Pierrot avait du mal à se dire que sa vie pouvait être aussi sociable dans sa tête, et qu'il pouvait aller à autant d'endroits en une seule journée.

En fait, il n'avait prêté attention qu'à très peu de choses de tout ce qui avait été dit ou fait ; l'affaire qui avait été conclue avec le père de Sharika le mettait tellement en joie que son cerveau ne pensait qu'à ça : à comment il ferait les détails, ce qui serait simplement en relief, ou sortant du cadre, les métaux qu'il prendrait pour faire un peu de différences dans les couleurs, les détails des feuilles des arbres... Que de choses à imaginer. Il avait tellement hâte de coucher toutes ses idées dans son carnet et de faire des essais.

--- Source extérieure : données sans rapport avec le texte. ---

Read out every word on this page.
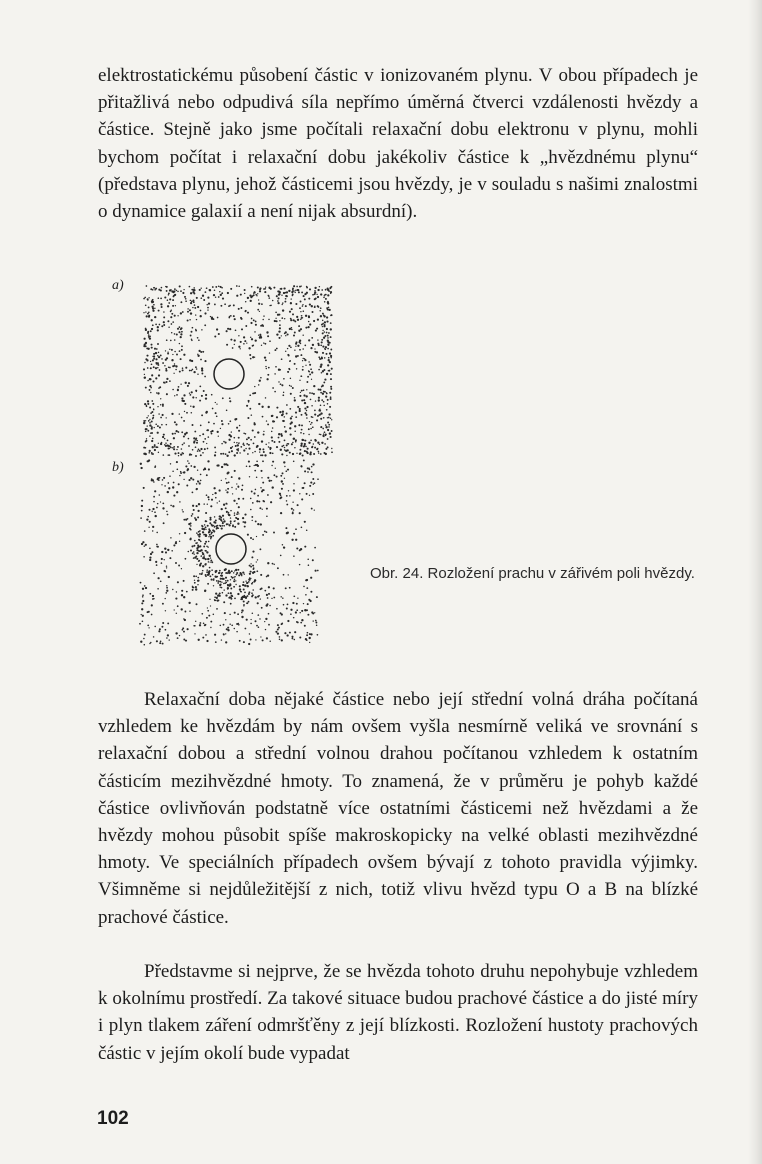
elektrostatickému působení částic v ionizovaném plynu. V obou případech je přitažlivá nebo odpudivá síla nepřímo úměrná čtverci vzdálenosti hvězdy a částice. Stejně jako jsme počítali relaxační dobu elektronu v plynu, mohli bychom počítat i relaxační dobu jakékoliv částice k „hvězdnému plynu“ (představa plynu, jehož částicemi jsou hvězdy, je v souladu s našimi znalostmi o dynamice galaxií a není nijak absurdní).

a)
b)

Obr. 24. Rozložení prachu v zářivém poli hvězdy.

Relaxační doba nějaké částice nebo její střední volná dráha počítaná vzhledem ke hvězdám by nám ovšem vyšla nesmírně veliká ve srovnání s relaxační dobou a střední volnou drahou počítanou vzhledem k ostatním částicím mezihvězdné hmoty. To znamená, že v průměru je pohyb každé částice ovlivňován podstatně více ostatními částicemi než hvězdami a že hvězdy mohou působit spíše makroskopicky na velké oblasti mezihvězdné hmoty. Ve speciálních případech ovšem bývají z tohoto pravidla výjimky. Všimněme si nejdůležitější z nich, totiž vlivu hvězd typu O a B na blízké prachové částice.

Představme si nejprve, že se hvězda tohoto druhu nepohybuje vzhledem k okolnímu prostředí. Za takové situace budou prachové částice a do jisté míry i plyn tlakem záření odmršťěny z její blízkosti. Rozložení hustoty prachových částic v jejím okolí bude vypadat

102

Mais en pensant à tout ça, il ne regardait pas où il allait — il suivait le dos de Matthieu depuis à peu près dix minutes sans regarder ailleurs que ses pieds —, et lorsqu'il releva la tête, il remarqua que Jésus n'était plus avec eux.

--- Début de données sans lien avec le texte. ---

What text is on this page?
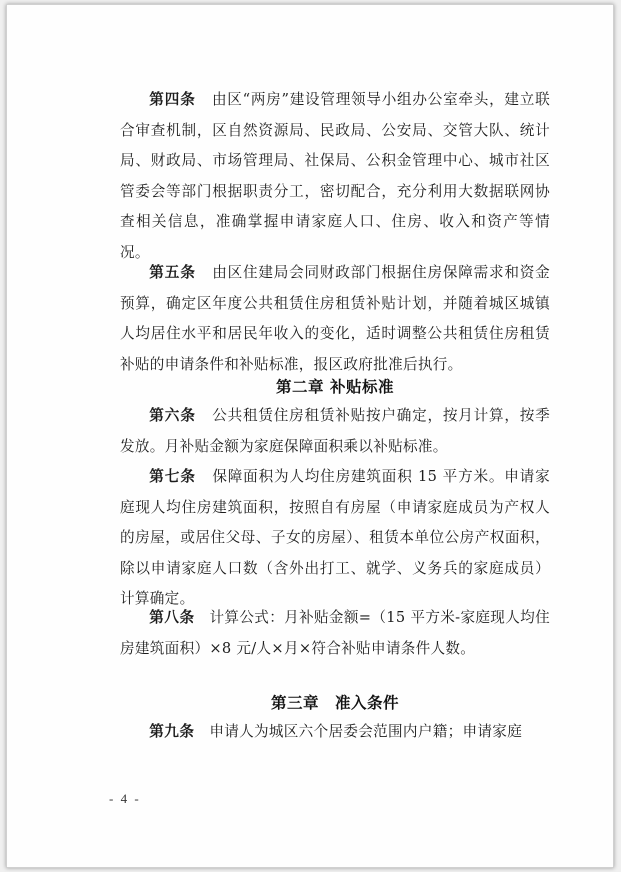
第四条 由区“两房”建设管理领导小组办公室牵头，建立联合审查机制，区自然资源局、民政局、公安局、交管大队、统计局、财政局、市场管理局、社保局、公积金管理中心、城市社区管委会等部门根据职责分工，密切配合，充分利用大数据联网协查相关信息，准确掌握申请家庭人口、住房、收入和资产等情况。

第五条 由区住建局会同财政部门根据住房保障需求和资金预算，确定区年度公共租赁住房租赁补贴计划，并随着城区城镇人均居住水平和居民年收入的变化，适时调整公共租赁住房租赁补贴的申请条件和补贴标准，报区政府批准后执行。

第二章 补贴标准

第六条 公共租赁住房租赁补贴按户确定，按月计算，按季发放。月补贴金额为家庭保障面积乘以补贴标准。

第七条 保障面积为人均住房建筑面积 15 平方米。申请家庭现人均住房建筑面积，按照自有房屋（申请家庭成员为产权人的房屋，或居住父母、子女的房屋）、租赁本单位公房产权面积，除以申请家庭人口数（含外出打工、就学、义务兵的家庭成员）计算确定。

第八条 计算公式：月补贴金额=（15 平方米-家庭现人均住房建筑面积）×8 元/人×月×符合补贴申请条件人数。

第三章　准入条件

第九条 申请人为城区六个居委会范围内户籍；申请家庭

- 4 -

« Il est où Jésus ? Demanda-t-il à la cantonade, craignant de devoir le retrouver dans la foule de gens autour d'eux — vu le monde, ces mariés devaient être populaires.

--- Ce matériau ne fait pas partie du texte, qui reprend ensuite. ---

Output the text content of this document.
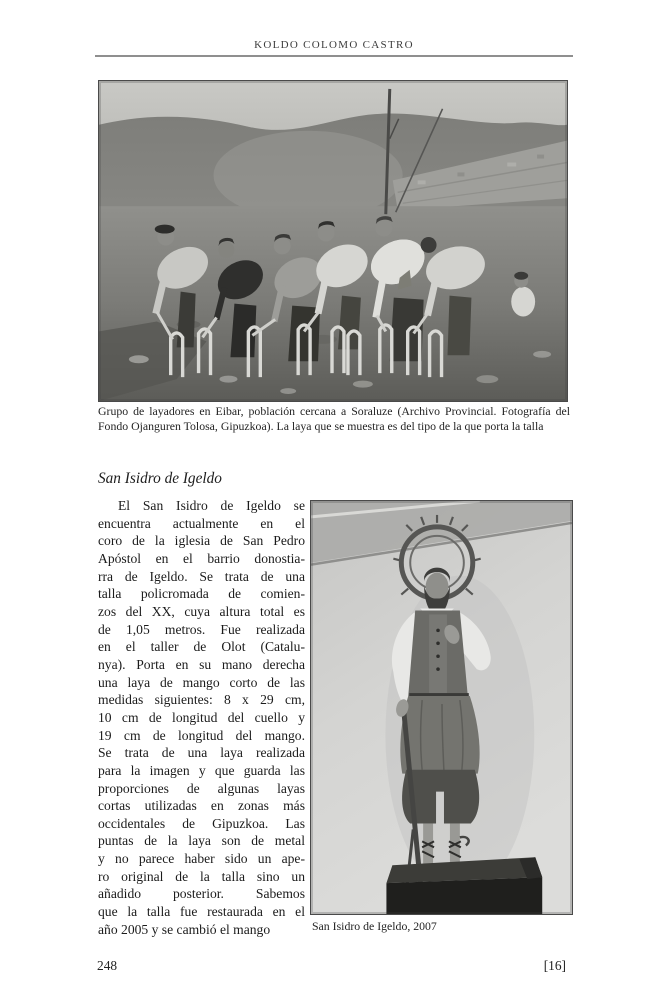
KOLDO COLOMO CASTRO
Grupo de layadores en Eibar, población cercana a Soraluze (Archivo Provincial. Fotografía del Fondo Ojanguren Tolosa, Gipuzkoa). La laya que se muestra es del tipo de la que porta la talla
San Isidro de Igeldo
El San Isidro de Igeldo se
encuentra actualmente en el
coro de la iglesia de San Pedro
Apóstol en el barrio donostia-
rra de Igeldo. Se trata de una
talla policromada de comien-
zos del XX, cuya altura total es
de 1,05 metros. Fue realizada
en el taller de Olot (Catalu-
nya). Porta en su mano derecha
una laya de mango corto de las
medidas siguientes: 8 x 29 cm,
10 cm de longitud del cuello y
19 cm de longitud del mango.
Se trata de una laya realizada
para la imagen y que guarda las
proporciones de algunas layas
cortas utilizadas en zonas más
occidentales de Gipuzkoa. Las
puntas de la laya son de metal
y no parece haber sido un ape-
ro original de la talla sino un
añadido posterior. Sabemos
que la talla fue restaurada en el
año 2005 y se cambió el mango	San Isidro de Igeldo, 2007
248	[16]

— Il est parti saluer les nouveaux époux et nous a dit de nous installer, répondit Judas, celui avec lequel Pierrot avait le moins d'affinités, en se retournant vers le groupe d'apôtres. Où se met-on ? »

Un vent de 'Bah je sais pas' balaya le petit groupe. Ça, pour prendre des décisions, ils n'étaient pas souvent champions.

« On peut aller se mettre là-bas, proposa Pierrot — il se transformait régulièrement en leader lorsque Jésus était absent — en orientant son bras vers un bout de la table, celui qui était le plus éloigné des mariés. Jésus appréciera sans doute de pouvoir parler aux pauvres pendant le repas. »

Pendant ses rêves où ils allaient manger chez des riches, Pierrot avait appris deux trucs. Déjà, aux repas de fête, tout se fait en une seule table, et les places ne sont pas à la demande mais par rang social. En bout de table numéro un, les riches, et en ordre décroissant jusqu'à l'autre bout de table, les pauvres.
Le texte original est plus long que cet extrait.